More importantly, even most social conservatives don’t care as much about these issues in this situation.*  They know that Abdullah really does want to kill Westerners to effect the coming of the 13th Imam who will bring us all sharia law as enforced by the world Caliphate.  In fact, Evangelical Christians understand this better than most of the elite in this country.  Evangelicals know about the book of Revelation.  They accept stories about the Rapture.  The opposing radical Islamic view fits nicely into their eschatology.  The editors of the New York Times, though, can’t believe that Muslims really think such things because it all seems so preposterous to them.

This explains why Giuliani is popular in Pennsylvania:  Most of PA’s republicans are of the more libertarian, urbane type.  They don’t feel strongly about social issues.  Furthermore, PA’s rural republicans are like social conservatives elsewhere, in that they will stop placing stem cell research top of mind as soon as they can be sure they are not likely to see the missus forced into a burkha.*

It also explains why pundits seem perpetually confused about Hizzoner’s popularity:  They find it absurd to imagine people really think congregants in the Religion of Peace want to kill heretics, and denigrate women to virtual slavery.

* I do note in passing that in Pennsylvania specifically I would expect gun-control to place higher than it does nationally.  But it sure didn’t seem to cause a hitch in Casey’s giddyup, recently, did it?

Will Pennsylvania Emulate Iowa?

Apparently the state GOP is considering a straw poll here in PA to officially determine which way the wind is blowing in the presidential primary. [HT Grassroots PA, although it is a Drobnyk piece in The Morning Call]

I imagine this has something to do with the fact that every GOP presidential candidate that beat the Pennsylvania bushes for ducats last week found the response underwhelming.  Except, of course, Rudy Giuliani.  I also imagine they want to encourage candidates to pay attention to the state despite the fact our primary currently will be a political vestigial tail taking place in April.

Interestingly, the reason the primary may not move up from April is because the state GOP is against it, as that will make it more difficult for them unseat new democrat incumbents in state elections.  See this older post from Tony Phyrillas on exactly why that is.  I suppose the state GOP wants the best of both worlds:  Attention from presidential candidates while simultaneously protecting their best interests locally.  I still need to learn more about this before forming a completely coherent opinion.

Charlie Roberts, GOP committeeman and activist from Bethlehem Township,  said he felt a straw poll would give “the average guy a chance” to have his voice heard in the primary process if the state GOP is successful in persuading all of us it is a bad idea to move up our presidential primary.  If by “average guy” he means the state GOP leadership, I guess he’s right.  If he means “nobody bloggers who pay far more attention to politics than most people but have no political connections and no money with which to make political donations” then I believe he may be mistaken.

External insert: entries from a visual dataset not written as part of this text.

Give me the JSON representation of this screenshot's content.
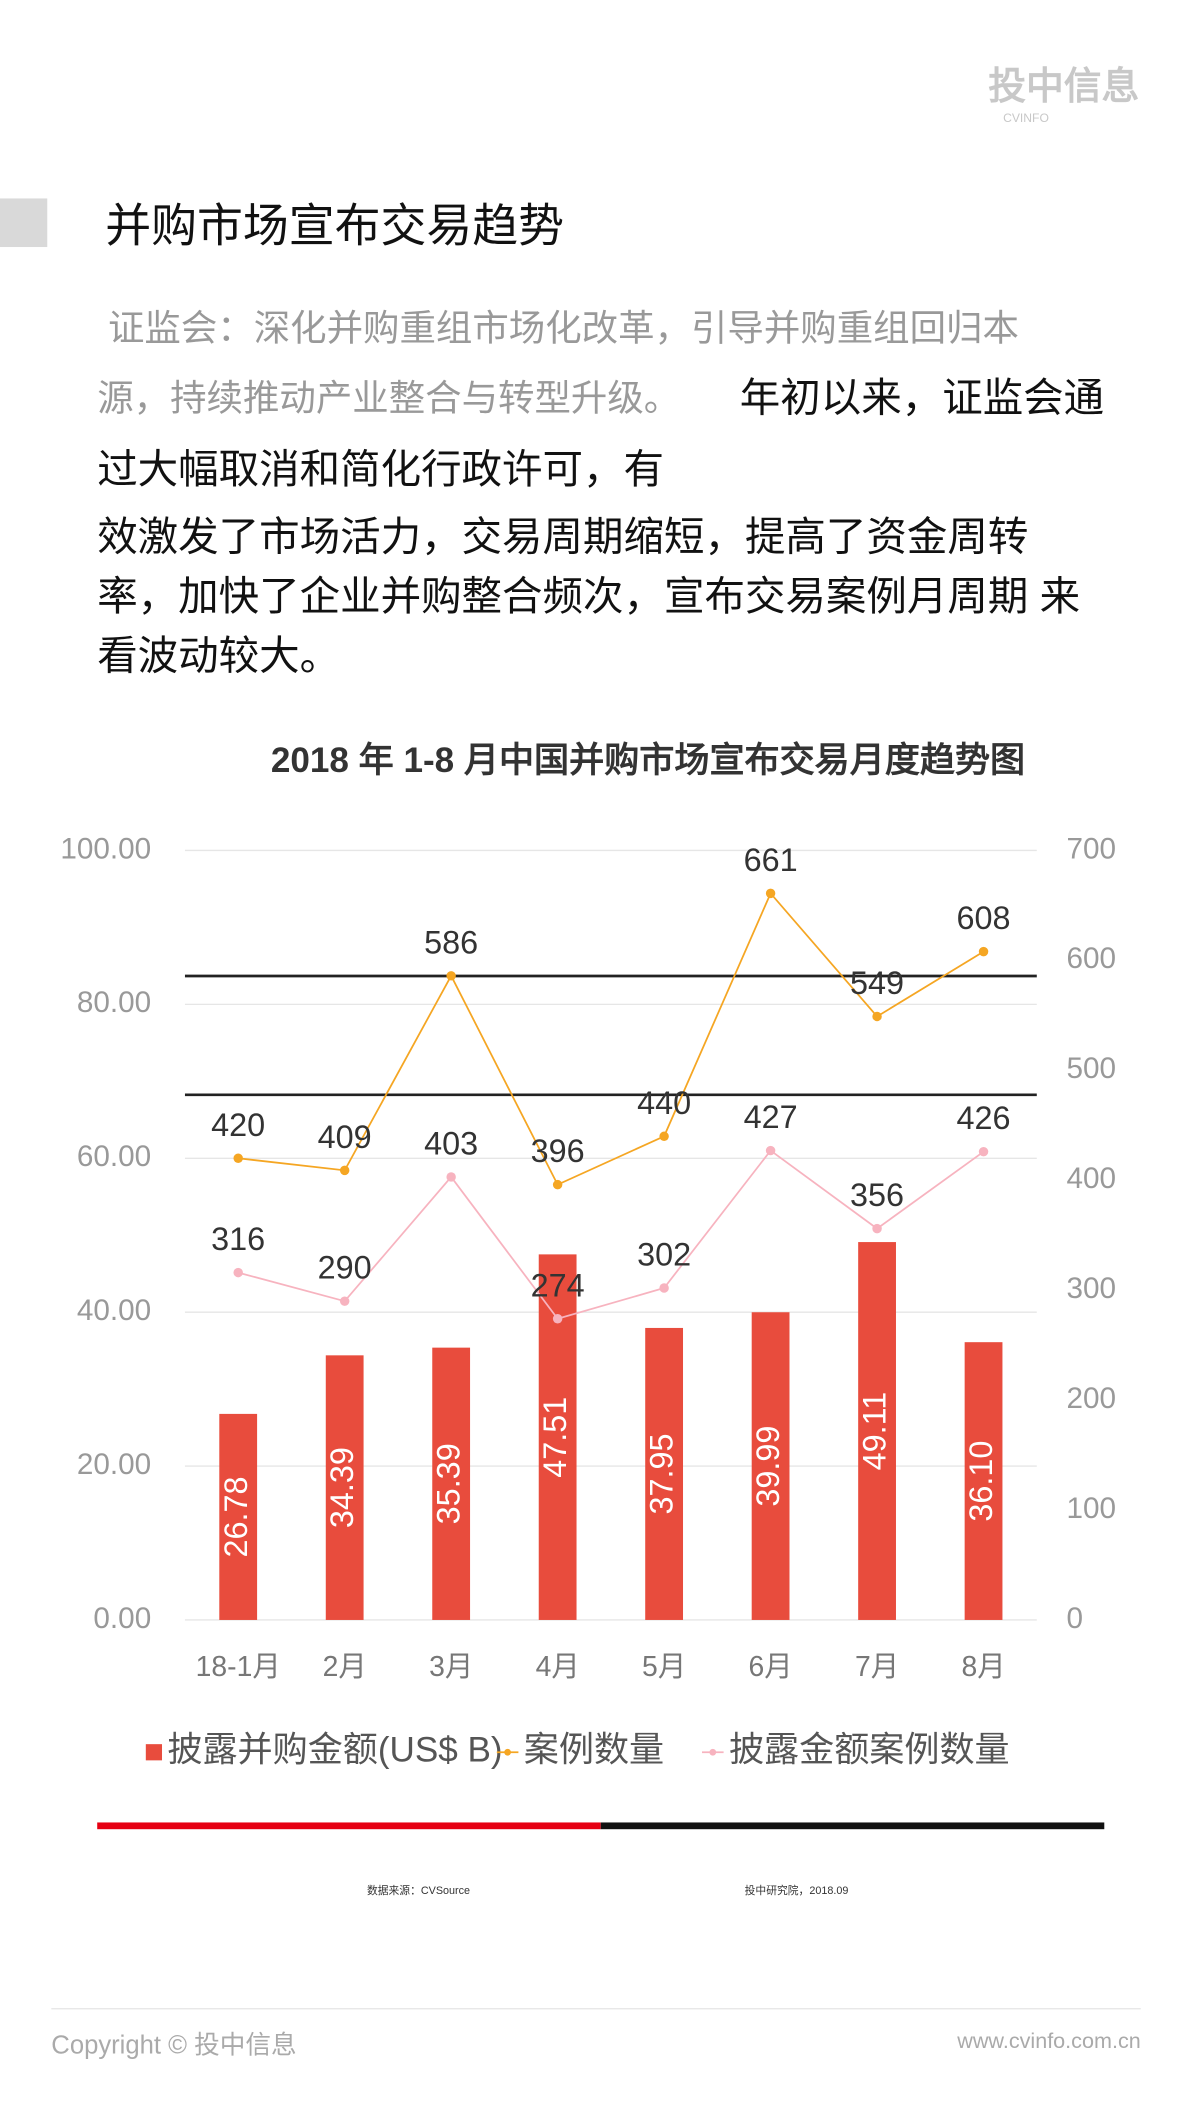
{
  "header": {
    "logo": "投中信息",
    "logo_sub": "CVINFO"
  },
  "title": "并购市场宣布交易趋势",
  "paragraph": {
    "lead": [
      "证监会：深化并购重组市场化改革，引导并购重组回归本",
      "源，持续推动产业整合与转型升级。"
    ],
    "body": [
      "年初以来，证监会通",
      "过大幅取消和简化行政许可，有",
      "效激发了市场活力，交易周期缩短，提高了资金周转",
      "率，加快了企业并购整合频次，宣布交易案例月周期 来",
      "看波动较大。"
    ]
  },
  "chart_data": {
    "type": "bar",
    "title": "2018 年 1-8 月中国并购市场宣布交易月度趋势图",
    "categories": [
      "18-1月",
      "2月",
      "3月",
      "4月",
      "5月",
      "6月",
      "7月",
      "8月"
    ],
    "series": [
      {
        "name": "披露并购金额(US$ B)",
        "type": "bar",
        "color": "#e84c3d",
        "values": [
          26.78,
          34.39,
          35.39,
          47.51,
          37.95,
          39.99,
          49.11,
          36.1
        ],
        "value_labels": [
          "26.78",
          "34.39",
          "35.39",
          "47.51",
          "37.95",
          "39.99",
          "49.11",
          "36.10"
        ]
      },
      {
        "name": "案例数量",
        "type": "line",
        "axis": "y2",
        "color": "#f5a623",
        "values": [
          420,
          409,
          586,
          396,
          440,
          661,
          549,
          608
        ]
      },
      {
        "name": "披露金额案例数量",
        "type": "line",
        "axis": "y2",
        "color": "#f7b3bf",
        "values": [
          316,
          290,
          403,
          274,
          302,
          427,
          356,
          426
        ]
      }
    ],
    "ylim": [
      0,
      100
    ],
    "yticks": [
      {
        "value": 0,
        "label": "0.00"
      },
      {
        "value": 20,
        "label": "20.00"
      },
      {
        "value": 40,
        "label": "40.00"
      },
      {
        "value": 60,
        "label": "60.00"
      },
      {
        "value": 80,
        "label": "80.00"
      },
      {
        "value": 100,
        "label": "100.00"
      }
    ],
    "y2lim": [
      0,
      700
    ],
    "y2ticks": [
      0,
      100,
      200,
      300,
      400,
      500,
      600,
      700
    ],
    "grid": true
  },
  "source": "数据来源：CVSource",
  "credit": "投中研究院，2018.09",
  "footer": {
    "copyright": "Copyright © 投中信息",
    "url": "www.cvinfo.com.cn"
  }
}
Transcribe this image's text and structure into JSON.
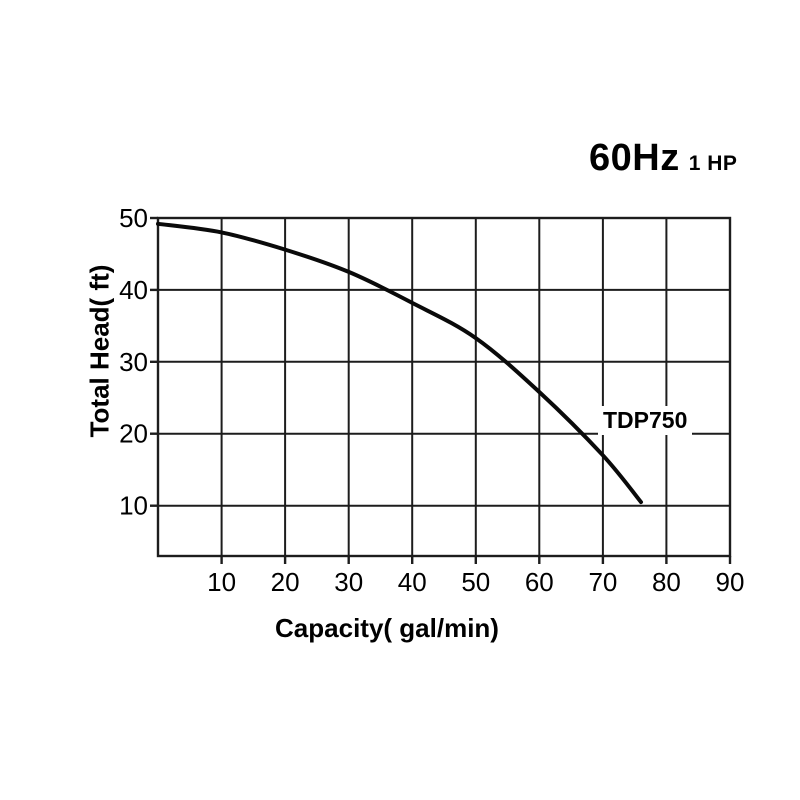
{
  "header": {
    "frequency_label": "60Hz",
    "power_label": "1 HP"
  },
  "chart_data": {
    "type": "line",
    "title": "60Hz 1 HP",
    "xlabel": "Capacity( gal/min)",
    "ylabel": "Total Head( ft)",
    "xlim": [
      0,
      90
    ],
    "ylim": [
      3,
      50
    ],
    "x_ticks": [
      10,
      20,
      30,
      40,
      50,
      60,
      70,
      80,
      90
    ],
    "y_ticks": [
      10,
      20,
      30,
      40,
      50
    ],
    "grid": true,
    "legend_position": "none",
    "series": [
      {
        "name": "TDP750",
        "x": [
          0,
          10,
          20,
          30,
          40,
          50,
          60,
          70,
          76
        ],
        "y": [
          49.2,
          48.0,
          45.6,
          42.5,
          38.2,
          33.3,
          25.8,
          17.0,
          10.5
        ]
      }
    ]
  },
  "colors": {
    "background": "#ffffff",
    "grid": "#1d1d1d",
    "border": "#1d1d1d",
    "curve": "#0a0a0a",
    "text": "#000000"
  }
}
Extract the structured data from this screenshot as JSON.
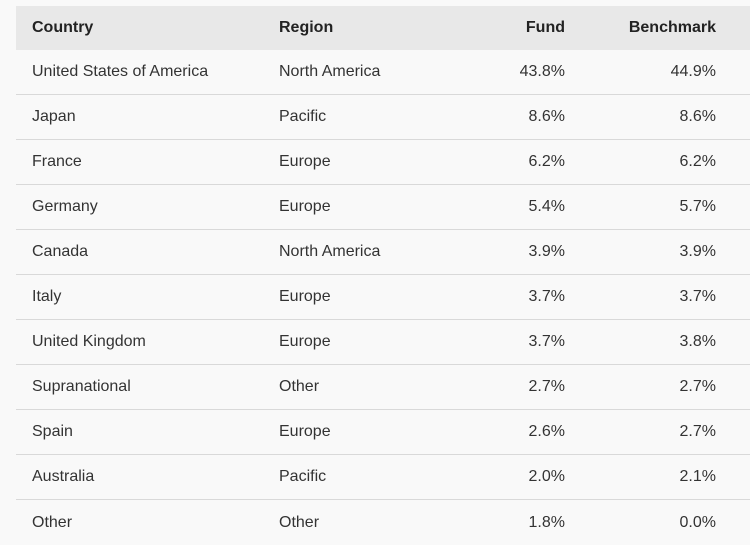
{
  "table": {
    "headers": {
      "country": "Country",
      "region": "Region",
      "fund": "Fund",
      "benchmark": "Benchmark"
    },
    "rows": [
      {
        "country": "United States of America",
        "region": "North America",
        "fund": "43.8%",
        "benchmark": "44.9%"
      },
      {
        "country": "Japan",
        "region": "Pacific",
        "fund": "8.6%",
        "benchmark": "8.6%"
      },
      {
        "country": "France",
        "region": "Europe",
        "fund": "6.2%",
        "benchmark": "6.2%"
      },
      {
        "country": "Germany",
        "region": "Europe",
        "fund": "5.4%",
        "benchmark": "5.7%"
      },
      {
        "country": "Canada",
        "region": "North America",
        "fund": "3.9%",
        "benchmark": "3.9%"
      },
      {
        "country": "Italy",
        "region": "Europe",
        "fund": "3.7%",
        "benchmark": "3.7%"
      },
      {
        "country": "United Kingdom",
        "region": "Europe",
        "fund": "3.7%",
        "benchmark": "3.8%"
      },
      {
        "country": "Supranational",
        "region": "Other",
        "fund": "2.7%",
        "benchmark": "2.7%"
      },
      {
        "country": "Spain",
        "region": "Europe",
        "fund": "2.6%",
        "benchmark": "2.7%"
      },
      {
        "country": "Australia",
        "region": "Pacific",
        "fund": "2.0%",
        "benchmark": "2.1%"
      },
      {
        "country": "Other",
        "region": "Other",
        "fund": "1.8%",
        "benchmark": "0.0%"
      }
    ]
  },
  "colors": {
    "background": "#f9f9f9",
    "header_background": "#e8e8e8",
    "row_divider": "#d9d9d9",
    "text": "#333333"
  }
}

I am open to learning in more detail why moving up our primary is a bad idea as it relates to promoting the conservative agenda on a local basis.  But even if I were convinced I would still be disappointed as I have never in my life cast a vote that matters in a presidential primary.  As a politically engaged conservative this stings.  I have never, ever been all that thrilled with GOP presidential nominations post-Reagan, and I am too young to have ever voted for him anyway.